RobinVanSchendel / SIQ

Sequence Interrogation and Qualification
3 stars 1 forks source link

SIQ Merging a very low proportion of paired reads #11

Closed mgruet01 closed 6 months ago

mgruet01 commented 6 months ago

When I attempt to analyse paired end sequencing files a tiny proportion of the reads merge:

Screenshot 2024-03-26 at 07 16 55

I have checked that flash gives out the correct output in the troubleshooting section "SIQ does not work on files that need merging of paired-end reads" so this appears to be fine. When I run the example data there isn't an issue running the paired end files.

Using BWA_MEM2 I checked the paired mapping percentage and this was typically above 90% so I don't think there is an issue with the data.

One thing I noticed after running samples three other R1.fastq.gz files will appear:

The same does not happen for the R2.fastq.qz files. I don't know if this means SIQ isnt using the file?

Any help would be appreciated :)

RobinVanSchendel commented 6 months ago

To help you on your way I need a bit more input on your experiment and your desired output of SIQ. How large is your PCR product that you have sequenced? And how long are the reads (assuming Illumina here)?

SIQ show also UnmergedCorrectPositionFR which suggests that the reads are indeed starting at the provided primer sequences, yet they cannot be merged.

This goes to the question whether or not your reads have overlap at all. If that is not the case then perhaps you need to analyse the reads in a slightly different manner.

mgruet01 commented 6 months ago

Hey Robin, thank you for the speedy response.

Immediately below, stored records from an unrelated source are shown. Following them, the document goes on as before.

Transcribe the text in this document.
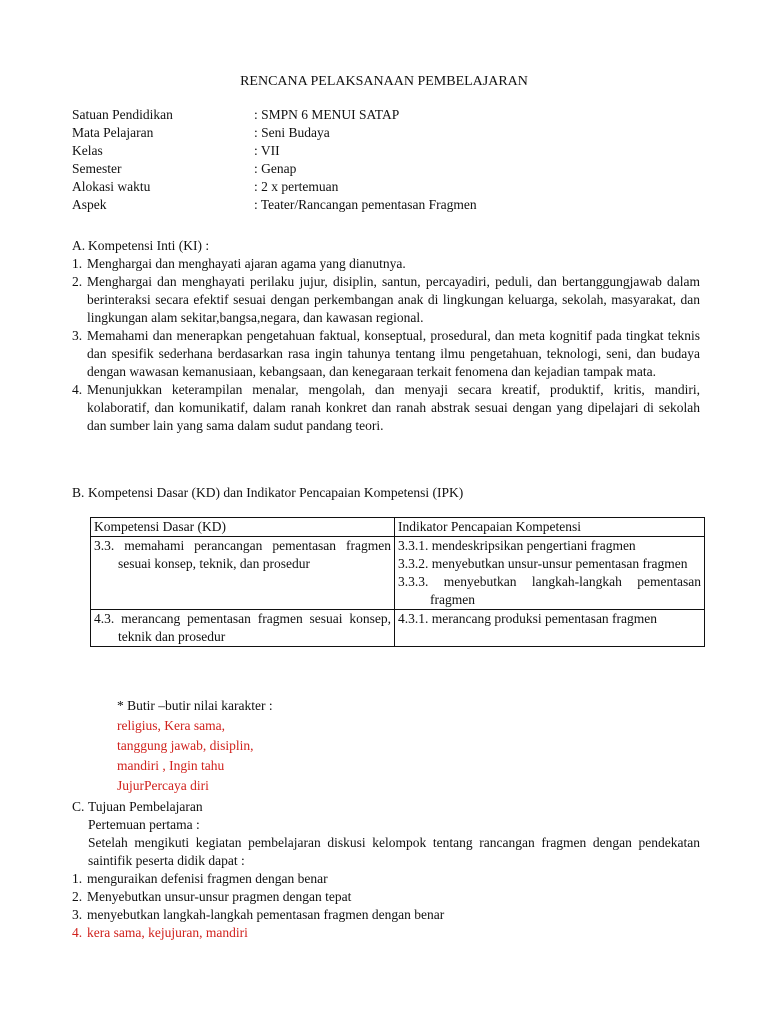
RENCANA PELAKSANAAN PEMBELAJARAN
Satuan Pendidikan	: SMPN 6 MENUI SATAP
Mata Pelajaran	: Seni Budaya
Kelas	: VII
Semester	: Genap
Alokasi waktu	: 2 x pertemuan
Aspek	: Teater/Rancangan pementasan Fragmen
A. Kompetensi Inti (KI) :
1. Menghargai dan menghayati ajaran agama yang dianutnya.
2. Menghargai dan menghayati perilaku jujur, disiplin, santun, percayadiri, peduli, dan bertanggungjawab dalam berinteraksi secara efektif sesuai dengan perkembangan anak di lingkungan keluarga, sekolah, masyarakat, dan lingkungan alam sekitar,bangsa,negara, dan kawasan regional.
3. Memahami dan menerapkan pengetahuan faktual, konseptual, prosedural, dan meta kognitif pada tingkat teknis dan spesifik sederhana berdasarkan rasa ingin tahunya tentang ilmu pengetahuan, teknologi, seni, dan budaya dengan wawasan kemanusiaan, kebangsaan, dan kenegaraan terkait fenomena dan kejadian tampak mata.
4. Menunjukkan keterampilan menalar, mengolah, dan menyaji secara kreatif, produktif, kritis, mandiri, kolaboratif, dan komunikatif, dalam ranah konkret dan ranah abstrak sesuai dengan yang dipelajari di sekolah dan sumber lain yang sama dalam sudut pandang teori.
B. Kompetensi Dasar (KD) dan Indikator Pencapaian Kompetensi (IPK)
Kompetensi Dasar (KD)	Indikator Pencapaian Kompetensi

3.3. memahami perancangan pementasan fragmen sesuai konsep, teknik, dan prosedur	3.3.1. mendeskripsikan pengertiani fragmen
3.3.2. menyebutkan unsur-unsur pementasan fragmen
3.3.3. menyebutkan langkah-langkah pementasan fragmen

4.3. merancang pementasan fragmen sesuai konsep, teknik dan prosedur	4.3.1. merancang produksi pementasan fragmen
* Butir –butir nilai karakter :
religius, Kera sama,
tanggung jawab, disiplin,
mandiri , Ingin tahu
JujurPercaya diri
C. Tujuan Pembelajaran
Pertemuan pertama :
Setelah mengikuti kegiatan pembelajaran diskusi kelompok tentang rancangan fragmen dengan pendekatan saintifik peserta didik dapat :
1. menguraikan defenisi fragmen dengan benar
2. Menyebutkan unsur-unsur pragmen dengan tepat
3. menyebutkan langkah-langkah pementasan fragmen dengan benar
4. kera sama, kejujuran, mandiri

This was very helpful (still quite new to sequencing), it turns out the issue was with the sequencing itself. The forward reads were the expected size but the reverse reads were not. As a result the reads couldn't overlap.

Since this wasn't a SIQ specific issue should I delete the issue?

RobinVanSchendel commented 6 months ago

Hey Robin, thank you for the speedy response. This was very helpful (still quite new to sequencing), it turns out the issue was with the sequencing itself. The forward reads were the expected size but the reverse reads were not. As a result the reads couldn't overlap.

Since this wasn't a SIQ specific issue should I delete the issue?

You're welcome! No problem whatsoever. We also learned some things the hard way.

What you can also try is just use R1 for the analysis. You can for example extend your right primer (artificially) and then set 'bases past' to 0 in SIQ. That effectively removes the right primer filter. That of course is only useful if your R1 spans your target site (e.g. a CRISPR site). We also sometimes do this for certain target sites.